For a lot of sponsored strategists running campaigns in Yahoo!, the best bidding strategy was something called "bidding the gap/Gap Surfing." This was when you could see that there was a gap between first and second position's bids (for example) that made owning the position possible. For example, let's say the top bid was $1.00 and the second bid was $0.10; by bidding $0.99 you could buy the second position for a CPC of $0.11 (because of Yahoo!'s "penny more" rule). With this change, the transparency needed to bid the gap no longer exists. You cannot buy a position any more for the least amount of money. If all you have are estimates, you have to incrementally increase your bid price for best position. What is the result? Overall, the CPC for everybody will go up, as those competitors with the deepest pockets throw more money into the pot for the same market share.

The only person that really benefits here is Yahoo!, as profits will grow.

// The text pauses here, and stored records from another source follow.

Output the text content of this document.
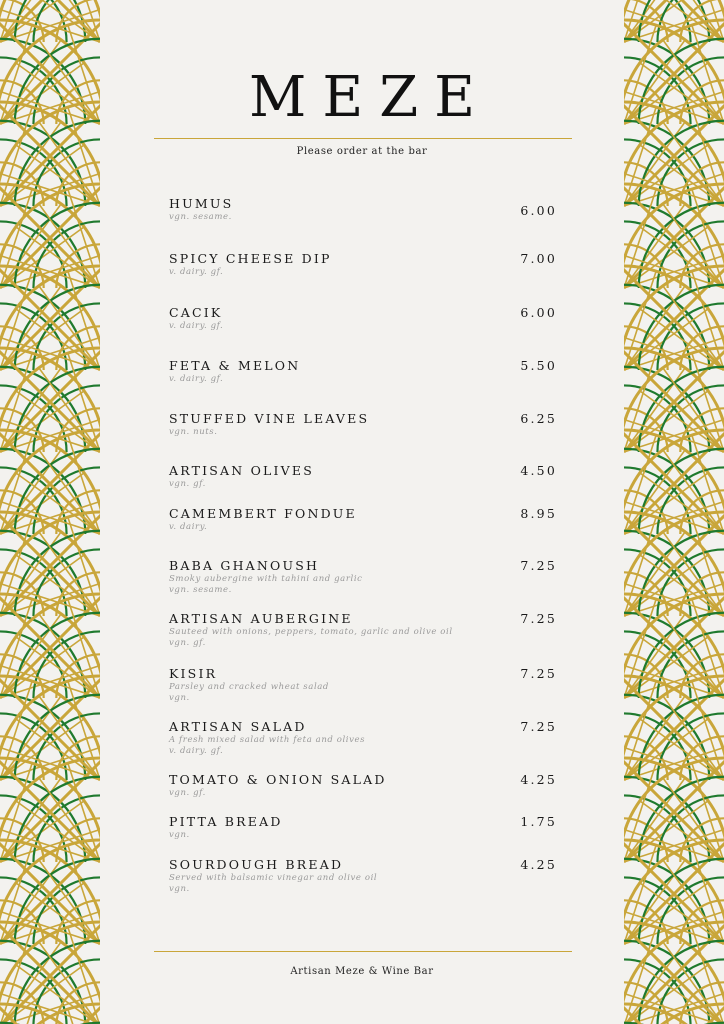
MEZE
Please order at the bar
HUMUS
vgn. sesame.	6.00
SPICY CHEESE DIP
v. dairy. gf.
7.00
CACIK
v. dairy. gf.
6.00
FETA & MELON
v. dairy. gf.
5.50
STUFFED VINE LEAVES
vgn. nuts.
6.25
ARTISAN OLIVES
vgn. gf.
4.50
CAMEMBERT FONDUE
v. dairy.
8.95
BABA GHANOUSH
Smoky aubergine with tahini and garlic
vgn. sesame.
7.25
ARTISAN AUBERGINE
Sauteed with onions, peppers, tomato, garlic and olive oil
vgn. gf.
7.25
KISIR
Parsley and cracked wheat salad
vgn.
7.25
ARTISAN SALAD
A fresh mixed salad with feta and olives
v. dairy. gf.
7.25
TOMATO & ONION SALAD
vgn. gf.
4.25
PITTA BREAD
vgn.
1.75
SOURDOUGH BREAD
Served with balsamic vinegar and olive oil
vgn.
4.25
Artisan Meze & Wine Bar
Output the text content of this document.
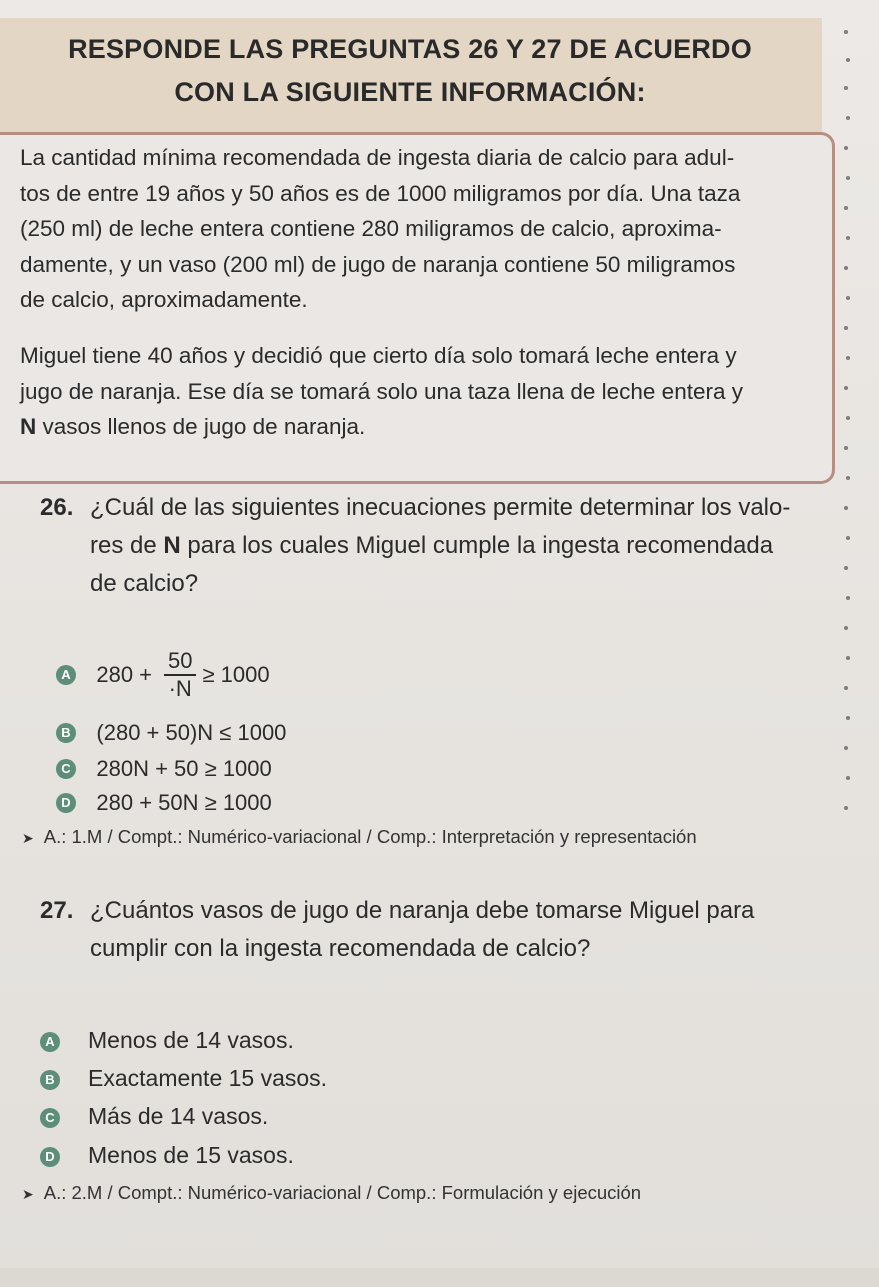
RESPONDE LAS PREGUNTAS 26 Y 27 DE ACUERDO
CON LA SIGUIENTE INFORMACIÓN:
La cantidad mínima recomendada de ingesta diaria de calcio para adul-
tos de entre 19 años y 50 años es de 1000 miligramos por día. Una taza
(250 ml) de leche entera contiene 280 miligramos de calcio, aproxima-
damente, y un vaso (200 ml) de jugo de naranja contiene 50 miligramos
de calcio, aproximadamente.
Miguel tiene 40 años y decidió que cierto día solo tomará leche entera y
jugo de naranja. Ese día se tomará solo una taza llena de leche entera y
N vasos llenos de jugo de naranja.
26. ¿Cuál de las siguientes inecuaciones permite determinar los valo-
res de N para los cuales Miguel cumple la ingesta recomendada
de calcio?
A $280 + \frac{50}{\cdot N} \ge 1000$
B (280 + 50)N ≤ 1000
C 280N + 50 ≥ 1000
D 280 + 50N ≥ 1000
➤ A.: 1.M / Compt.: Numérico-variacional / Comp.: Interpretación y representación
27. ¿Cuántos vasos de jugo de naranja debe tomarse Miguel para
cumplir con la ingesta recomendada de calcio?
A Menos de 14 vasos.
B Exactamente 15 vasos.
C Más de 14 vasos.
D Menos de 15 vasos.
➤ A.: 2.M / Compt.: Numérico-variacional / Comp.: Formulación y ejecución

Whether or not you think this will get more relevant sponsored results in the Yahoo! SERP is a question of whether or not you think the market itself is the best regulator. Most businessmen think that the market does a pretty fine job of regulating itself, but then there always seems to be an ENRON in the midst. However, on the flip side, how often does eBay or Amazon take the number one spot in Google's SERP? That isn't highly relevant either.

The New Concern

Google's keyword tool currently provides ranges, not numbers when helping marketers determine the best keyword to optimize content for or build a sponsored campaign around. The only caveat is that Google doesn't provide a baseline for those range graphs. According to the graphs, "Business" has a slightly higher search volume than "EDI" - unlikely!

As well, we have no idea what number the graph is representational of... is a full graph equal to 1 million searches or 5? Yahoo!, on the other hand provides real numbers - a quantifiable metric to calculate opportunities. In addition, Yahoo! provides real bid costs so you can correlate volume and cost to make the right strategic decision. Now that they are moving to estimates and the "view bids" option will no longer be available - how right will our decisions be tomorrow?